Près de seize mois avant cette matinée révélatrice, Gérard Lebovici avait fait pression sur Voyer pour que disparaisse de l’index des personnes insultées dans l’Internationale Situationniste le nom de Marie-France Pisier. L’actrice était alors la compagne de son ami Georges Kiejman, et Gérard n’envisageait pas encore de se fâcher avec celui-ci, comme il dut s’y résoudre durant l’été 1977 sous l’influence de Debord, soucieux de se débarrasser d’un avocat qui lui avait sauvé la mise lorsque Buchet-Chastel avait obtenu la saisie de notre édition de la Société du Spectacle. Après quarante-huit heures de réflexion, le temps d’obtenir du grand-chef son accord, bien que ce dernier l’eût, selon toute vraisemblance, déjà donné à Lebovici (que refuserait-on à son producteur ?), Voyer accepta de retirer de l’index la charmante Marie-France Pisier (1). Rien n’est plus plaisant que le spectacle de l’honnête homme falsifiant l’infalsifiable, et, pour nous être divertis de cette démarche, nous urions, le moment venu, à rendre gorge de notre hilarité. [pp. 284-285]

[…]

Révélateur, Gérard Lebovici le fut avec Voyer. Il lui permit de coninuer à exister alors que celui-ci ne le méritait plus, pour avoir tout dit dans son dépliant-affiche Reich, mode d’emploi, mais quand Gérard s’en rendit compte, il lui appliqua des méthodes que Voyer n’avait pas désavouées lorsqu’elles salissaient autrui.

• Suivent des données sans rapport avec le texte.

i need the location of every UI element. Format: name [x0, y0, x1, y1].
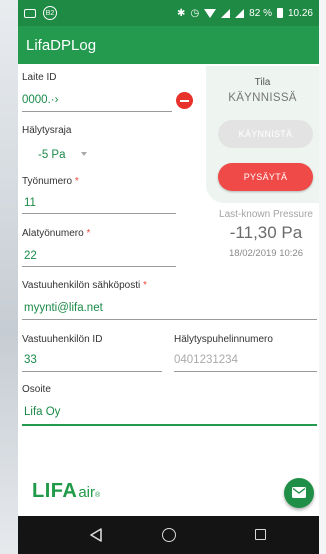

Entre le 25 mai et le 7 septembre 1978, Voyer avait envoyé neuf lettres à Lebovici. Pour avoir dénoncé dans un tract semi-confidentiel les " putes intellectuelles " du Tout-Paris qui ne voulaient plus s’habiller chez Marx et Cie, Voyer s’était aventuré hors de ses terres, et le duo Debord-Lebovici y avait perçu une infraction à son statut de garde-chasse. D’où un avertissement et, en réponse, cette série de neuf lettres dont Lebovici ne conserva dans la Correspondance de Champ Libre que les cinq premières, dans lesquelles Voyer se couvrait de cendres. En les lisant, un lecteur mal prévenu des manipulations situationnistes ne pouvait que conclure à l’incompétence coupable de Voyer. En de telles circonstances, Iago a le choix entre mériter son innocence par des actes ultérieurs ou s’abîmer à son tour dans l’indignité. Au mal, on n’oppose que le mépris. Mais Voyer se jeta tête baissée dans la haine, où l’on perd la face plus qu’on ne la fait perdre à l’ennemi.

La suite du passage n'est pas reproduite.